Senate Delays Put National Security at Risk
This morning, Secretary of State Hillary Clinton took to the podium with one message: “Our national security is at risk.” The Senate, she said, cannot afford to delay on the New Strategic Arms Reduction Treaty (New START) any longer.
“When the Senate returns they must act,” she urged. New START, she said, “will advance our national security and provide stability and predictability between the world’s two leading nuclear powers.”
What prompted Secretary Clinton’s passionate warning? Deep concern that partisan politics and parochialism will trump national security interests in an election year.
Clinton warned that it has been over eight months since US inspectors were allowed in Russia to monitor its nuclear weapons. The inspectors were forced out when Ronald Reagan’s original START treaty expired last December. We no longer have American boots on the ground to watch over Russia’s vast nuclear arsenal—the only weapons in the world capable of destroying the United States.
The fix is at hand. The administration has negotiated a workman-like extension of the treaty. It improves the inspections, streamlines their implementation and reduces both sides’ long-range nuclear weapons by about 30 percent from previous allowed levels. Senator Jon Kyl (R-AZ), the Republican whip, calls it “relatively benign.”
Yet Republican senators are dragging their feet. After 21 hearings and briefings (compared to six for the 2003 George W. Bush SORT treaty that also cut nuclear weapons) and dozens of private, top-level sessions with treaty negotiators and Cabinet officials, they say they still need more information. They have delayed a key Senate Foreign Relations Committee vote and flooded the administration with almost 800 questions for the record—many times the number asked on the SORT treaty. Many see these as stall tactics design to delay a “win” for President Obama before the crucial November elections.
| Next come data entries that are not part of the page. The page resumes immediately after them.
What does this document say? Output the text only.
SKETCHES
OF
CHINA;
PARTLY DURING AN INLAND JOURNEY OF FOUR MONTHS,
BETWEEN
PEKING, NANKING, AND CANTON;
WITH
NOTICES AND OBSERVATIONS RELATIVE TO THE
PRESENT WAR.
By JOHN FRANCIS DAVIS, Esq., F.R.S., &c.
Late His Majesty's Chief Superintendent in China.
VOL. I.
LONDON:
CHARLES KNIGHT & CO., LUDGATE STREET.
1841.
Some senators have more parochial concerns, conditioning their vote on more money for states’ nuclear weapon plants and bases. Minority Leader Mitch McConnell (R-KY) said it plainly last week: “All they have to do is find enough money to satisfy Senator Kyl.” He continued, “If it’s important to you, you can find a way, in an over a trillion dollar discretionary budget to fund it. In my view they need to do that, because without that I think the chances of ratification are pretty slim.”
There is no real substantive debate on the merits of the treaty. “This treaty has the full support of your uniformed military,” Chairman of the Joint Chiefs of Staff Admiral Mike Mullen told the Senate months ago. The treaty does not limit US missile defense plans in any way, testified Director of the Missile Defense Agency Patrick O’Reilly. "The New START treaty actually reduces constraints on the development of the missile defense program," he said.
Every former secretary of state, secretary of defense, and national security advisor going back to the Nixon administration who has weighed in on New START supports its ratification. None have opposed it.
Former Nixon security official Mort Halperin told the Senate that the treaty follows exactly the recommendations of the bipartisan Congressional Commission on the Strategic Posture of the United States chaired by former Secretaries of Defense William Perry and James Schlesinger.
Secretary Clinton is watching the clock. The Senate Foreign Relations Committee is set to vote on the treaty in the first week after recess, either September 15 or 16. Any delay in this vote would kill chances that the treaty could be approved by the full Senate before the end of session on October 8—and likely could not be approved before next spring. That means US inspectors could not return to Russia for months.
“I believe that this treaty is too important,” Clinton said. “It should not be in any way caught up in election year politics.” She warned, “There is an urgency to ratify this treaty…Our ability to know and understand changes in Russia’s nuclear arsenal will erode without the treaty. As time passes, uncertainty will increase.”
Today, at the headquarters of the US Strategic Command in Omaha, Senator Ben Nelson (D-NE) announced his wholehearted support for the treaty. “America will be stronger if we can continue to look under Russia’s hood, and they under ours,” he said. “Without this treaty, our understanding of Russian nuclear forces would deteriorate,” he warned. “We’d have a tendency for U.S forces to overcompensate for what we don’t know. That’s a losing strategy in an era of large budget deficits and needed fiscal constraint.”
Next month we will find out if senators heed the counsel offered today and put national security ahead of politics and pork.
Joseph Cirincione is president of Ploughshares Fund and author of Bomb Scare: The History and Future of Nuclear Weapons.